Selon Brice Teinturier, Directeur Général Délégué d’Ipsos France : «  Aujourd’hui, un milliard de personnes dans le monde utilisent leur téléphone comme seule source Internet et ont une tablette. En 2020, 80% des adultes possèderont un smartphone… Autant de raisons qui nous ont conduit à utiliser une méthodologie 100% online pour cette enquête qui a concerné près de 60% de la population mondiale représentée : les personnes interrogées ont pu répondre en utilisant leur ordinateur, tablette et smartphone, dicter leurs réponses et envoyer des photos qui faisaient sens pour elles ».

 

[1] Méthodologie : étude réalisée du 3 au 29 avril 2019. Echantillon représentatif d’individus âgés de 18 ans et plus, décisionnaires en matière de choix de produits et services financiers dans le foyer (produits bancaires, assurances).

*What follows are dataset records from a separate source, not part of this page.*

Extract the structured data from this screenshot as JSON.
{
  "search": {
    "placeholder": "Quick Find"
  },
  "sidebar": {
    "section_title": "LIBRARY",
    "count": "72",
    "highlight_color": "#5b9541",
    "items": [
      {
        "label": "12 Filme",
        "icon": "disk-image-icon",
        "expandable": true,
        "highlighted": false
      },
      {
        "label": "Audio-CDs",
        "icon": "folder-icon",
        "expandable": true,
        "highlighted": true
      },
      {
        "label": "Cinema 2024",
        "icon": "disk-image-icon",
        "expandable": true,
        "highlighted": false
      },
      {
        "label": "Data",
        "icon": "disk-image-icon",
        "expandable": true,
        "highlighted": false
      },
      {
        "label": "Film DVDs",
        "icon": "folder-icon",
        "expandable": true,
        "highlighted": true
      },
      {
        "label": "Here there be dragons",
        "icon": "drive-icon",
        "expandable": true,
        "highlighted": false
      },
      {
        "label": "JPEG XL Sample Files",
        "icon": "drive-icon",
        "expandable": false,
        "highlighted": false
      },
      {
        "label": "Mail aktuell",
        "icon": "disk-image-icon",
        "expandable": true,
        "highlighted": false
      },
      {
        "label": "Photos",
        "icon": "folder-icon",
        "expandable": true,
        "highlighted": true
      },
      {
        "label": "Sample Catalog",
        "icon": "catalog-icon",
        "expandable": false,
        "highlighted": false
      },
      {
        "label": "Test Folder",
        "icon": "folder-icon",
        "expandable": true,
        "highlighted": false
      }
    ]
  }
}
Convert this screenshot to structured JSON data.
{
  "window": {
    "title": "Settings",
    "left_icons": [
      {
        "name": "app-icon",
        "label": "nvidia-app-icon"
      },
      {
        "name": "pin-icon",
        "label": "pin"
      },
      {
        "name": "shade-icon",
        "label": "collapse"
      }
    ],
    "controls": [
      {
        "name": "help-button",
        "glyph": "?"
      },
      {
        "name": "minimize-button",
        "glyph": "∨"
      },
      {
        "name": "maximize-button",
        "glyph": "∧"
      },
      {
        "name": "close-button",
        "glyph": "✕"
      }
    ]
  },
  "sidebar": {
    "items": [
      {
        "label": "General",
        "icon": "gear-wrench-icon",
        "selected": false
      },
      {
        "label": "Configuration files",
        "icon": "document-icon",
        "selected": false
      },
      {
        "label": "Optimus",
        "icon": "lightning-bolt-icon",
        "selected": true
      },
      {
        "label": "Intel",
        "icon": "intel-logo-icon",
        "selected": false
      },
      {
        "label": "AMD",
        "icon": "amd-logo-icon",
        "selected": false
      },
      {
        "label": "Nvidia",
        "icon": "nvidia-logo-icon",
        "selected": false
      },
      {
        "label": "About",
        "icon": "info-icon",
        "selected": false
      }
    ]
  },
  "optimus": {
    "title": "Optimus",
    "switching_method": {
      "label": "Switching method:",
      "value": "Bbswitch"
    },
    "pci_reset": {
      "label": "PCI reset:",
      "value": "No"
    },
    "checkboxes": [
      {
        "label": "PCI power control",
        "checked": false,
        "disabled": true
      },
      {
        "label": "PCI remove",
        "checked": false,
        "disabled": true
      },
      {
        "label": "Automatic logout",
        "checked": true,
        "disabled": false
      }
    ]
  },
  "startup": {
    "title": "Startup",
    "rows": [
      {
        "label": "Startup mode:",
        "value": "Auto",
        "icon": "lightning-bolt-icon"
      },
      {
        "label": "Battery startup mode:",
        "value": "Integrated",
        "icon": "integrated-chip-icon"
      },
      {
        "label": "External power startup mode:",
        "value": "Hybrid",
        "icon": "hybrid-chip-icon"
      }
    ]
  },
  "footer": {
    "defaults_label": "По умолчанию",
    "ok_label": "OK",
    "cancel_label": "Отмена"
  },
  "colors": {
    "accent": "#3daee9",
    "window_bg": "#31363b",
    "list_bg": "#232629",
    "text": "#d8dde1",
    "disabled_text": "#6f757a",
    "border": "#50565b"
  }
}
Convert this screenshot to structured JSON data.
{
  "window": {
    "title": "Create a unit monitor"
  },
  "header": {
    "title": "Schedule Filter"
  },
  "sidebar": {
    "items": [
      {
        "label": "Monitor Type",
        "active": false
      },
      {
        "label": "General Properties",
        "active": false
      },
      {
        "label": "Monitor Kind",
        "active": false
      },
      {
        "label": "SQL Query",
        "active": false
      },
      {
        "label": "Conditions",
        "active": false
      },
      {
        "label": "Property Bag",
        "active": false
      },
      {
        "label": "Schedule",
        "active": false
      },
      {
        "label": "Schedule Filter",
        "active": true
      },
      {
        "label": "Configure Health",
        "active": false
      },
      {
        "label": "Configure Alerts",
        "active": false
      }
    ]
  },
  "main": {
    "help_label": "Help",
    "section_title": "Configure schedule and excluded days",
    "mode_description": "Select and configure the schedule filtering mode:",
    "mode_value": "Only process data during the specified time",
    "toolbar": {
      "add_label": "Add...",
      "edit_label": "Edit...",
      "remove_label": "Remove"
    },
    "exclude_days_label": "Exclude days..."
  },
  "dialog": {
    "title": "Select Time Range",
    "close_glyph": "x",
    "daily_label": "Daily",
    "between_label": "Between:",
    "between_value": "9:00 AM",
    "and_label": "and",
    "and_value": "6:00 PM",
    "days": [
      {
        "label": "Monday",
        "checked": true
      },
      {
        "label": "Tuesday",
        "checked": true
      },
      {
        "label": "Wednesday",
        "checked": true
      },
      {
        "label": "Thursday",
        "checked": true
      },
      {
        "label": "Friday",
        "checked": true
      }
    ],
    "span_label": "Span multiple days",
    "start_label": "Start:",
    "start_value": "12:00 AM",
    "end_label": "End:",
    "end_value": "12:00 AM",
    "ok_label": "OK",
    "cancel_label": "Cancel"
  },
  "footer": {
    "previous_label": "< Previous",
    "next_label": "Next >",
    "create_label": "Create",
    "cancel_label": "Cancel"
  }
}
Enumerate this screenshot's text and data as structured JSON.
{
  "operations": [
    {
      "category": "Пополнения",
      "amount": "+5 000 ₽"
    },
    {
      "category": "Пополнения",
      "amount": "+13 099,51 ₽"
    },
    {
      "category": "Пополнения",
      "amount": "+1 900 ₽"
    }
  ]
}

Limite d'âge différente selon les pays :  65 ans en Europe (sauf Turquie : 50 ans), 59 ans en Amérique latine (sauf  Pérou : 55 ans), 55 ans en Asie, (sauf Chine : 50 ans). 26 000 interviews réalisés (1 000 interviews/pays). Mise en place de quotas pour être représentatif de chaque pays en termes de sexe, âge et région. Quotas particuliers en Russie (interrogation de certaines villes). Recueil online auprès du panel Ipsos. Questionnaire Device Agnostic d’une durée moyenne de 20 min (durée variable selon les pays : 30 min env. en Amérique latine). Possibilité de répondre online (via ordinateur, tablette et smartphone), de dicter directement les réponses à des questions ouvertes et d’envoyer des photos. Données redressées sur la base de 3 critères : sexe, âge et région. Résultats analysés au global, puis par zone géographique et enfin par pays.